By linking the cell’s survival to the production of their target compound, the team was able to trick the microbe into creating xanthommatin. To do this, they started with a genetically engineered “sick” cell, one that could only survive if it produced both the desired pigment, along with a second chemical called formic acid. For every molecule of pigment generated, the cell also produced one molecule of formic acid. The formic acid, in turn, provides fuel for the cell’s growth, creating a self-sustaining loop that drives pigment production.

“We made it such that activity through this pathway, of making the compound of interest, is absolutely essential for life. If the organism doesn't make xanthommatin, it won't grow,” said Bushin.
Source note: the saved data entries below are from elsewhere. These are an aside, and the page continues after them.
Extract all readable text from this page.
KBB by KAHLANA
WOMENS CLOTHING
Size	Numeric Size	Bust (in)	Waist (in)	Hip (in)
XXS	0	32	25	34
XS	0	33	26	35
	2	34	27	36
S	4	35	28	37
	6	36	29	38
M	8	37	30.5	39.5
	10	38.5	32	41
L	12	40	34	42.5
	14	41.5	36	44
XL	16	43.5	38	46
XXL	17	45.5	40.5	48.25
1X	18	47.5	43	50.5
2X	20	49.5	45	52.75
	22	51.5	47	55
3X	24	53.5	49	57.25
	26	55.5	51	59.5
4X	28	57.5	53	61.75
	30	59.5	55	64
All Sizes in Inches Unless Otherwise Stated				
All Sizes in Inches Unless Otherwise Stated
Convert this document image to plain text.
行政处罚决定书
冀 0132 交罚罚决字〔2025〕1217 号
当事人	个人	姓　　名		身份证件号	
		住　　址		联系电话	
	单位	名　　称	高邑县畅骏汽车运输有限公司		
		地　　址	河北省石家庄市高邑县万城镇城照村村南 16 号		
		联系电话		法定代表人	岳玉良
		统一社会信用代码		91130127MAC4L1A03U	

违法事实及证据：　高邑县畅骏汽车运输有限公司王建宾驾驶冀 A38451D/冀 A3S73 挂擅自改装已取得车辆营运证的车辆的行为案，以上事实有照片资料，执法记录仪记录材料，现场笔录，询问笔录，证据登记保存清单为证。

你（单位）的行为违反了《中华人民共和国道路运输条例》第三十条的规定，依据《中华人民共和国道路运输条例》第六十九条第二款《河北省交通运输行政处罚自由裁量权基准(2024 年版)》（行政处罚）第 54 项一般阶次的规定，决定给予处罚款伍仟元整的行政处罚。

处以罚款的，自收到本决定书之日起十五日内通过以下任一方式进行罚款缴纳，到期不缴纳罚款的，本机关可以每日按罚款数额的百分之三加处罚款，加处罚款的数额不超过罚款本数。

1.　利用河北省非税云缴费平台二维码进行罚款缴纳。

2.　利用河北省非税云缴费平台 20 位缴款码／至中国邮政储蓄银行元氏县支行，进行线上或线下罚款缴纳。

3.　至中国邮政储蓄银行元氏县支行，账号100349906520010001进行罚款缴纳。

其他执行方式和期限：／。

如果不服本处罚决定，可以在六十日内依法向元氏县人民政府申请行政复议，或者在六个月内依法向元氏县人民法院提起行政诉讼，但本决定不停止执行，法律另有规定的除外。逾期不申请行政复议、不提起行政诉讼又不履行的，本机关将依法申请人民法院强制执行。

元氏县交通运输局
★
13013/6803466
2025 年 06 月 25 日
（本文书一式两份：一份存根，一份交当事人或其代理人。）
To further enhance the cells’ ability to produce the pigment, the team used robots to evolve and optimize the engineered microbes through two high-throughput adaptive laboratory evolution campaigns, which were developed by the lab of study co-author Adam Feist, professor in the Shu Chien-Gene Lay Department of Bioengineering at the UC San Diego Jacobs School of Engineering and senior scientist at the Novo Nordisk Foundation Center for Biosustainability. The team also applied custom bioinformatics tools from the Feist Lab to identify key genetic mutations that boosted efficiency and enabled the bacteria to make the pigment directly from a single nutrient source.

“This project gives a glimpse into a future where biology enables the sustainable production of valuable compounds and materials through advanced automation, data integration and computationally driven design,” said Feist. “Here, we show how we can accelerate innovation in biomanufacturing by bringing together engineers, biologists and chemists using some of the most advanced strain-engineering techniques to develop and optimize a novel product in a relatively short time.”